Stuart Lowman’s Inbox: No talking about Covid or vaccines!

As subjects like sex, religion and politics are ‘no dinner speaks’, it seems Covid-19 and vaccines are venturing into similar territory. Community member Rob Pullock tells of his recent trip to the barber:

I went for a haircut yesterday and on the mirror they had a small sign saying “no talking about Covid or vaccines, let’s talk about the weather rather”. Good message for all of us to think about and try and apply in our lives.

Forensics for Justice’s Paul O’Sullivan recently wrote an article titled ‘Back in the SAA saddle’. Community member David Thornton argues for a non-taxpayer funded airline:

I’ve just been reading ‘BizNews Digest’ and Paul O’Sullivan’s comments on SAA.

Yes it is/was a flag carrier. There are limits though to the amount an extremely narrow tax-base public should be required to support a public enterprise which, in the case of an airline, was extremely well-flown and maintained, yet from the publicly-apparent information, was very poorly financially managed.

I would venture to say it was (never) a profit-making enterprise. Coleman Andrews merely moved the furniture around in the same room. However as an SOE, one could say it shouldn’t have been. SAA is not the first ‘flag-carrier’ to have been deemed unsustainable for the public stomach and purse. We are not ‘special’. We are not the only country on earth with nice weather.

Mr. Hersov is exercising what I term democracy with a small ‘d’. If it’s good, I’ll say it. If it’s rubbish, I’ll say it too. The problem in SA is that we have no history of democracy. When one person publicly speaks the truth, the pharmacies immediately run short of immodium.

If we wish to have such a flag-carrier then let’s have someone (like) Mr. Hersov running it. Even if it is driven as a not-for-profit, break-even enterprise, it will at a minimum be more palatable to the taxpayer and reinstall pride in those serving it.

Community member Ron Steele worked at various times for the Rand Daily Mail, Sunday Times, Sunday Express, Natal Mercury and the Citizen. He also had a spell in Zambia on the Financial Mail and in television. He penned the below piece titled ‘freedom check’:

One of my cherished beliefs is in the freedom of choice and freedom of speech to debate the pros and cons of any issues.
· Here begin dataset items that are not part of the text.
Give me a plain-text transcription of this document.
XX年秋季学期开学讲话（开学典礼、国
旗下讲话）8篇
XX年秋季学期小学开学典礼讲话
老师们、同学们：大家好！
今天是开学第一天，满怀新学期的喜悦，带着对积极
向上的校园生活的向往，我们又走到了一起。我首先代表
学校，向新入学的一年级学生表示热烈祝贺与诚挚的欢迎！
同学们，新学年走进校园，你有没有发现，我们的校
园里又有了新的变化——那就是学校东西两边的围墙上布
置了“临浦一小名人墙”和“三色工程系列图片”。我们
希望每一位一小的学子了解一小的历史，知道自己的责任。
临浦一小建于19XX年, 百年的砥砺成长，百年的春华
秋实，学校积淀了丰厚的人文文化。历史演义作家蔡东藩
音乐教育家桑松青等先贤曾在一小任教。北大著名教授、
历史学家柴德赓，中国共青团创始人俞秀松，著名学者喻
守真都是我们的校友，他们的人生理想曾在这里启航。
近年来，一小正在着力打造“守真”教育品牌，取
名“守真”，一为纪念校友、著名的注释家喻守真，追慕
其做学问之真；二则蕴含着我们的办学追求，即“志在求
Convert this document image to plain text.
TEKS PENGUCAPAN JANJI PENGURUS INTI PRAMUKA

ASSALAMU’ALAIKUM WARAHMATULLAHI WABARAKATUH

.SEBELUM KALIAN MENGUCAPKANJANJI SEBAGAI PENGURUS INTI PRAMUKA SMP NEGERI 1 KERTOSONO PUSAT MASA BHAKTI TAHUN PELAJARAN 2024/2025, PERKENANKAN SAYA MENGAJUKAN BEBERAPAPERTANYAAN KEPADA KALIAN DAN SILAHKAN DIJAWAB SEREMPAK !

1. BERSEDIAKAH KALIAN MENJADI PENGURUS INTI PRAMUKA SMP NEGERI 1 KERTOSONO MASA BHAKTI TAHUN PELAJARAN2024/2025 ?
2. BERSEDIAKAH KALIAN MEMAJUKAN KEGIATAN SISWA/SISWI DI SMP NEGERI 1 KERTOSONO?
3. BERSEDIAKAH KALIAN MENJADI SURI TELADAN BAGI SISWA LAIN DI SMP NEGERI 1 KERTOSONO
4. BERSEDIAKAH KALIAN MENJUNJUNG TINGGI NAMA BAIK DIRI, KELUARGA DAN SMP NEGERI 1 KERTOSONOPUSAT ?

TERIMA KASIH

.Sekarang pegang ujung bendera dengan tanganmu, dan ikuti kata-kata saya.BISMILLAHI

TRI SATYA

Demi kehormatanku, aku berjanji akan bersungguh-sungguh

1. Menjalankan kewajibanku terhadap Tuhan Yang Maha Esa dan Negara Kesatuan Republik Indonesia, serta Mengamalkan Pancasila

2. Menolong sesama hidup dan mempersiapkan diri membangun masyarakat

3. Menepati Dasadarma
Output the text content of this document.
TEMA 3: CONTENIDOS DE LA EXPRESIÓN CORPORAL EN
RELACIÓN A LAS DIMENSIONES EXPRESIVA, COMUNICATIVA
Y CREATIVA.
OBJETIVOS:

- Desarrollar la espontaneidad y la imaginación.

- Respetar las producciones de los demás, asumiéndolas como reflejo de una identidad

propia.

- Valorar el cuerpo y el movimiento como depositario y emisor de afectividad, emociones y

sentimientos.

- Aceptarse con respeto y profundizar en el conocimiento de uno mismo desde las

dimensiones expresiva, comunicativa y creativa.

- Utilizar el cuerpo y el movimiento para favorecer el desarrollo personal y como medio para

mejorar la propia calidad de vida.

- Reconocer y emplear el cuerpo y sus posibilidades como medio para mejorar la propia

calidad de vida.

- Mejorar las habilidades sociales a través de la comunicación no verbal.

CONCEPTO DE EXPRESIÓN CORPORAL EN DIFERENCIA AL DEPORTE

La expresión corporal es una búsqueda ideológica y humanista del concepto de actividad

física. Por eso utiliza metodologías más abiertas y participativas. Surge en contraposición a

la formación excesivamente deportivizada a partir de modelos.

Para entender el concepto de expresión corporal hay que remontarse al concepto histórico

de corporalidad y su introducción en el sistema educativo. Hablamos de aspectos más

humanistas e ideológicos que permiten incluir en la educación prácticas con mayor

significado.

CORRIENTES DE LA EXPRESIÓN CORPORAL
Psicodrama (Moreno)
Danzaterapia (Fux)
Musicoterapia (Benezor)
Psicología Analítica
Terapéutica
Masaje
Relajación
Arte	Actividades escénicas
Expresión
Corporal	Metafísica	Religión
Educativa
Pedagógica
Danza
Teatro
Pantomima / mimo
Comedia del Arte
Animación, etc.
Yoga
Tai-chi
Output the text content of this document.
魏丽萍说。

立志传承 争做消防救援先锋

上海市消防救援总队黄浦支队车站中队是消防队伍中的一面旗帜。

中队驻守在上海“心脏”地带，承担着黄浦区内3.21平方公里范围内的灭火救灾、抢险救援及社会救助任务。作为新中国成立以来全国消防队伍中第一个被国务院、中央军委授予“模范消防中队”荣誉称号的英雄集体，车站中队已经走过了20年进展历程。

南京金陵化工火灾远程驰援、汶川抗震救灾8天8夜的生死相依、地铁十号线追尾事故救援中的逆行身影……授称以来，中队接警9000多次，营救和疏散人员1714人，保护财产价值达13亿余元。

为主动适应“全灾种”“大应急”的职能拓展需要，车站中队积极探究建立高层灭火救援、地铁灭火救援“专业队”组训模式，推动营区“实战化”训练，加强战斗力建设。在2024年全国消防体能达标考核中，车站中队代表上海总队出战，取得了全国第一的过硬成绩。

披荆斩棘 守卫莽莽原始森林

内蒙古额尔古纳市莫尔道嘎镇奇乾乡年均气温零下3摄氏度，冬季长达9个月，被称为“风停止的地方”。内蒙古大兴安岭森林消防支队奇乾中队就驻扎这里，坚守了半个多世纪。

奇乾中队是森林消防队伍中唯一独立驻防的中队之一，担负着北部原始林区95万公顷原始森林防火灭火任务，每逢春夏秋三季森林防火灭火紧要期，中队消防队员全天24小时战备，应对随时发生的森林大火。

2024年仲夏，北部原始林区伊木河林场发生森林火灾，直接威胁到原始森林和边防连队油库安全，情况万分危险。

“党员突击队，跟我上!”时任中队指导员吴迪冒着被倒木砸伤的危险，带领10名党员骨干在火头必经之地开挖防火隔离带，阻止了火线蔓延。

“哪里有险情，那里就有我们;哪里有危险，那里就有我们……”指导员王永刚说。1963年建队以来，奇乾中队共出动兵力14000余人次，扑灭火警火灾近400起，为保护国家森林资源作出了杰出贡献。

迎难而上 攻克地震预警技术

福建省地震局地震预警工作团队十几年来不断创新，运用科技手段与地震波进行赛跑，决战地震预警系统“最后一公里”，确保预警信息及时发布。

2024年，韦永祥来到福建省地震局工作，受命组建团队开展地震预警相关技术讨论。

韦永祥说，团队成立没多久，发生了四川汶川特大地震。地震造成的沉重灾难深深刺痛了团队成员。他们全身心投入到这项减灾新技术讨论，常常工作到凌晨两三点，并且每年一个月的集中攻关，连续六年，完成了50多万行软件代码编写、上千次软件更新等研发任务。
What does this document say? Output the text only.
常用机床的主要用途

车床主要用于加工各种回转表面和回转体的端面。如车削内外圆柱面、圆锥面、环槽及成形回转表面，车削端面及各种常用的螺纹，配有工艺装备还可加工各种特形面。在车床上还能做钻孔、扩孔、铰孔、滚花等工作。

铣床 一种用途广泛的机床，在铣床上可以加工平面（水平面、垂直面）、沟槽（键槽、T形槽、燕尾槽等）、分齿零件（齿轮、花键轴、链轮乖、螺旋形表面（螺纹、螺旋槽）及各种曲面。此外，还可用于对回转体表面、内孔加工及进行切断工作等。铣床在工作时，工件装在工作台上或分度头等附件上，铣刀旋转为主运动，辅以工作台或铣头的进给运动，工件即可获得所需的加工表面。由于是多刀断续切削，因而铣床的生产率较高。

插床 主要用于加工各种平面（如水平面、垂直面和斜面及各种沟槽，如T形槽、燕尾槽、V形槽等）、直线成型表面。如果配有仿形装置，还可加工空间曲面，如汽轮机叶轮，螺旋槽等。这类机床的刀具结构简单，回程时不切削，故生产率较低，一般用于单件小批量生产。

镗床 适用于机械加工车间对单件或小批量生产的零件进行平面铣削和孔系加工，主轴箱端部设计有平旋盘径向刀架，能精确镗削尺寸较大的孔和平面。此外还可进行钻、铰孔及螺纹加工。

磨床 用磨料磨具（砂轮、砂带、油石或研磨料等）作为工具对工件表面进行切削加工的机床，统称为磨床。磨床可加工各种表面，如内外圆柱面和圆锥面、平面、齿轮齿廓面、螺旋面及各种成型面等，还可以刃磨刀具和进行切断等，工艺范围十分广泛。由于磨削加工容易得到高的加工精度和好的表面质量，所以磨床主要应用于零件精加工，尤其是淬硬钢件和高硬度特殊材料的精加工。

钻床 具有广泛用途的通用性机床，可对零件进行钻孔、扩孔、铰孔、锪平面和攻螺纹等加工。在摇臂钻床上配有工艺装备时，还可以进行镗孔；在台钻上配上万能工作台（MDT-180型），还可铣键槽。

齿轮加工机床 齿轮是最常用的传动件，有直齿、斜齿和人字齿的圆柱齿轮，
I was a junior sports reporter at the Rand Daily Mail in Johannesburg at the time of the Sharpeville massacre in March 1960.

When our reporters and cameraman returned from Sharpeville, a colleague took me to the basement garage to see the bullet holes and shattered windscreen of the staff motor vehicles.

Later that evening, I saw the horrendous pictures of dead bodies and terrified faces of people running from the crazed shooting of police officers.

After those events, I swore that for as long as I was a journalist I would report the truth, when facing gun-toting cops, a bullying politician or a silver-tongued millionaire. The concept of speaking up for the underdog was appealing.

Later in life, I learnt how many people around the world did not enjoy freedom of religion.

And that brings me to the present threat to the world. It’s not the Covid virus. It’s the suppression of freedom to challenge authority and the basic right to question the motives of big business, politicians and an elite team of medical scientists.

The lockdowns, the unrelenting media propaganda with almost every government in the world parroting a similar narrative.

When level 5 lockdown hit South Africa, I sensed something more serious than a rampant infectious illness. When I was stopped from walking on the beach opposite my flat at Umhlanga Rocks, I knew intuitively this was not right.

Overnight, world governments did something never done before in human history by making a new infectious disease and issue for a global response.

As the months progressed, fear and confusion allowed governments to flex their new powers gained from emergency laws. They forced a global lock down of business, causing massive loss of work and thrusting millions into poverty.

Emboldened by a tame and supportive news media, the government quickly learnt how to smother dissident voices. With the help of the corporate media, normal news platforms and social outlets shut out anyone who dared question the authoritarian status.

I have seen no investigative journalism into our loss of freedom. Most mainstream journalists have lost the passion for truth and transparency.

Yet the facts are available for any journalist or editor to break the true story.

We will survive Covid-19.

The real question is, will we survive the global threat of authoritarian rule? The drumbeat of fear can easily open the door for tyrants to delude their citizens that only a vaccination will set them free. It won’t and North Korea may become the blueprint for a new global lifestyle.